İnsanlar yüzyıllardır sanatla iyileşmişler, bunu deneyebiliriz.
Bunun için önce sanatın ne olduğunu da belirlememiz lazım. Mesela tam adı Kültür ve Turizm Bakanlığı olan Turizm Bakanlığı, 30 Mart - 5 Nisan Kütüphanecilik haftasını kutlamak için sosyal medyada bir dizi video paylaştı. Serdar Ortaç, Demet Akalın, Şahan Gökbakar gibi isimler kitap okumanın öneminden bahsetmeye çalıştılar.
“Canınız sıkılıyorsa kitap okuyun” özetli bu konuşmalarda kitap okumanın “can sıkıntısına karşı eğlenceli bir aktivite” olarak algılanması Turizm Bakanlığı içinde kimsenin dikkatini çekmemiş. Kitabın mutlu olmak veya vakit geçirmek için okunmayacağını Turizm Bakanlığı yetkilileri bilmiyor olabilir, bu doğal.
Elbette tüm konuşmalar bu kadar kötü değildi, güzel konuşmalar da vardı. Üstelik bu isimlerin yanında üç yazara da yer açılmıştı. Fakat “Ressam Devrim Erbil”, “Oyuncu Haluk Bilginer”, “Şarkıcı Sertar Ortaç” gibi farklı alanlardan isimlerinin altında “Sanatçı” yazarken, videoda konuşan yazarların altında “Yazar” yazıyordu. Turizm Bakanlığı, yazarları sanatçı olarak görmüyor olabilir, bu da doğal.
Turizm Bakanlığı, kütüphanecilik haftasını kutlarken bile örnek yazarlar sunamıyor. Ünlü ile sanatçı arasında ayrım yapmakta ciddi anlamda güçlük çekiyor, kitap okumanın önemini bile Demet Akalınlarla anlatmaya çalışıyor. Sonuçta Turizm Bakanlığı, bu da doğal.
“Kültür Bakanlığı”mız olsaydı belki bunlar doğal olmazdı ve biz de tartışabilirdik. Turizm Bakanlığı’nı, kültür açısından tartışmaya açmayacağız elbette.
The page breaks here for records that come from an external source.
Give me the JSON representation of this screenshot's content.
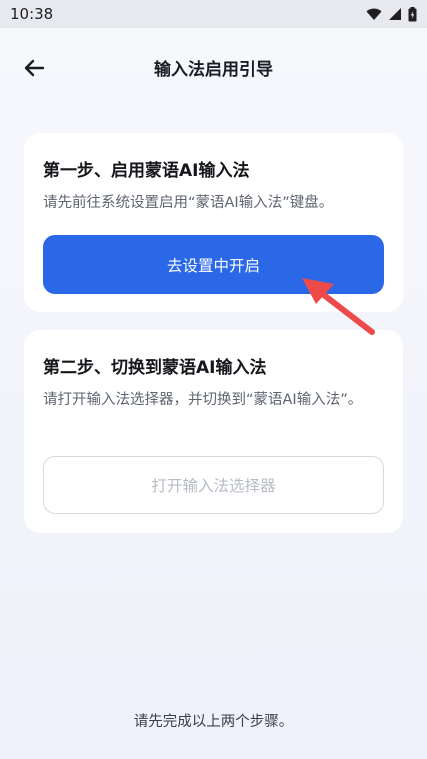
{
  "status_bar": {
    "time": "10:38",
    "icons": [
      "wifi-icon",
      "signal-icon",
      "battery-icon"
    ]
  },
  "header": {
    "title": "输入法启用引导",
    "back_icon": "arrow-left-icon"
  },
  "step1": {
    "title": "第一步、启用蒙语AI输入法",
    "description": "请先前往系统设置启用“蒙语AI输入法”键盘。",
    "button_label": "去设置中开启"
  },
  "step2": {
    "title": "第二步、切换到蒙语AI输入法",
    "description": "请打开输入法选择器，并切换到“蒙语AI输入法”。",
    "button_label": "打开输入法选择器"
  },
  "footer": {
    "note": "请先完成以上两个步骤。"
  },
  "colors": {
    "primary": "#2b68e8",
    "annotation_arrow": "#ef4a4a",
    "disabled_text": "#b7bcc5"
  }
}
Bir Kültür Bakanlığı istiyorum, tartışmamız gereken şeyler var. O zamana kadar Turizm Bakanlığı’ndan rica ediyorum; yerel sinema salonlarını, küçük tiyatro gruplarını, dergileri, kültür alanlarını koruyun, yok olmalarına izin vermeyin. Toplumca iyileşmeye ihtiyaç duyduğumuz bu günlerde sanatı bir ilaç olarak görün ve daha fazla öne çıkarın.
Bir akşam Haluk Bilginer’i, bir akşam Devrim Erbil’i, bir akşam Hilmi Yavuz’u televizyonda görelim. Kültür Sanatı Trt 2 içine hapsetmeyelim. Bu kadar bunalmış bunca zihni, virüsten biraz olsun temizleyelim.
Şehre bir film gelsin artık. Hepsi bu.